The activity of the screened enzymes was determined by product identification using thin layer chromatography and/or mass spectrometry.

Samples analyzed by thin layer chromatography (TLC) were applied to Silica Gel 60 F ₂₅₄ (Merck KGaA, Darmstadt, Germany). A mixture of butanol:acetone:acetic acid: _H2O (35/35/7/23 (v/v/v/v)) was used as the mobile phase. For detection of separated substances, TLC plates were immersed in thymol reagent (0.5 g thymol dissolved in 95 ml ethanol, added 5 ml sulfuric acid) and heated.

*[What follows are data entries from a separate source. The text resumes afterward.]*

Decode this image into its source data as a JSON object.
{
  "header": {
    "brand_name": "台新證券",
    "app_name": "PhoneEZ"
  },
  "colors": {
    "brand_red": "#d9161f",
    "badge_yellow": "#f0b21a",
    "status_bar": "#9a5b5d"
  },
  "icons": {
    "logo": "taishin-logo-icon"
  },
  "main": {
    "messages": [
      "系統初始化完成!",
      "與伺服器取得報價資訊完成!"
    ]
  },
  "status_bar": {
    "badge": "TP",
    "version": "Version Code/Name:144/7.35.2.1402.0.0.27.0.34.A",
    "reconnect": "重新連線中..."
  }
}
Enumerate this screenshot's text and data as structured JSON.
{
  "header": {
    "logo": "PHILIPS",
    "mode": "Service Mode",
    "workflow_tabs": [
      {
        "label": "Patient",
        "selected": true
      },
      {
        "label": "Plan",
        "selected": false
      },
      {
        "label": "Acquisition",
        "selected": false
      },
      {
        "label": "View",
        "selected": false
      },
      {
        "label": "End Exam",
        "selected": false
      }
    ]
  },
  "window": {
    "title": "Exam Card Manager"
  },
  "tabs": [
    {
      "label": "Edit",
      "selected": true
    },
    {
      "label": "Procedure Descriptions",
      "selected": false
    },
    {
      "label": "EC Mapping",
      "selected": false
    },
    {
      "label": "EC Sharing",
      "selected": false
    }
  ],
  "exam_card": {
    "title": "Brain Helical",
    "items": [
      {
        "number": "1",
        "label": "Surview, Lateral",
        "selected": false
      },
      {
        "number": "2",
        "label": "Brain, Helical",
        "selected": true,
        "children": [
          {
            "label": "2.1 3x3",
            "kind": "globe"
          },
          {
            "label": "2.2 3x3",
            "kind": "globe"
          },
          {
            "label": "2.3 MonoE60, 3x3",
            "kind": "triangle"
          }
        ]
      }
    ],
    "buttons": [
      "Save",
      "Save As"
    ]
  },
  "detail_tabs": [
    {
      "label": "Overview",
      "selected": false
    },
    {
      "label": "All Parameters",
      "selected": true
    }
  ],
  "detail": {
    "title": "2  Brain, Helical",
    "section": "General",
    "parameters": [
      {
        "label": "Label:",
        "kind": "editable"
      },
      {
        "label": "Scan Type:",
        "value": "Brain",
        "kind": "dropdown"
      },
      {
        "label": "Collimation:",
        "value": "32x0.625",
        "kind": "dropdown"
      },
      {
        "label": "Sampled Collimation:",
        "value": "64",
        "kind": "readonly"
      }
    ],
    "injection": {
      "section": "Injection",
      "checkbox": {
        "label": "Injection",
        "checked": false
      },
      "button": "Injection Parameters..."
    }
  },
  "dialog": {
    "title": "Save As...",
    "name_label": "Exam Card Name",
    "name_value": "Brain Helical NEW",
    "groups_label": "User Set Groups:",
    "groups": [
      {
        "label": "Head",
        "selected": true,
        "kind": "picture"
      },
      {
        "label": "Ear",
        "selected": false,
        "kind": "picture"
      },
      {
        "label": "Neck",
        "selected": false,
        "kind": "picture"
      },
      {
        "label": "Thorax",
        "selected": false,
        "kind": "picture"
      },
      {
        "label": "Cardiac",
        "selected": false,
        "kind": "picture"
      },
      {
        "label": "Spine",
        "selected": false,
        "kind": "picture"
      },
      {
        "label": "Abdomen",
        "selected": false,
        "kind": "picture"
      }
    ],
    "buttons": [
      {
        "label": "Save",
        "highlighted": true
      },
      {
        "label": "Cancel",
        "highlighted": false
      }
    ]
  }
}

Mass spectrometry was performed by MRM (Multiple Reaction Monitoring) using an LC Triple-Quadrupole MS detection system. In quadrupole 1 precursor ions are selected and analyzed, fragmentation is performed in a collision cell using argon as CID gas, and in quadrupole 3 fragment ions are selected. Chromatographic separation of carbohydrates was performed on an XBridge Amide HPLC column (3.5 μm, 2.1 × 50 mm (Waters, USA) with an XBridge Amide guard cartridge (3.5 μm, 2.1 × 10 mm) (Waters, USA). The column oven temperature of the HPLC system was 50 °C. The mobile phase consisted of acetonitrile:H ₂ O containing 10 mM ammonium acetate. 1 μl sample was injected into the instrument and the run was carried out at 400 μl/min. Carbohydrates were analyzed by MRM in ESI positive ionization mode. Lactose forms an ion with m/z 341.00 [MH]. The precursor ion of lactose is It was further fragmented into fragment ions m/z 179.15, m/z 161.15 and m/z 101.05 within.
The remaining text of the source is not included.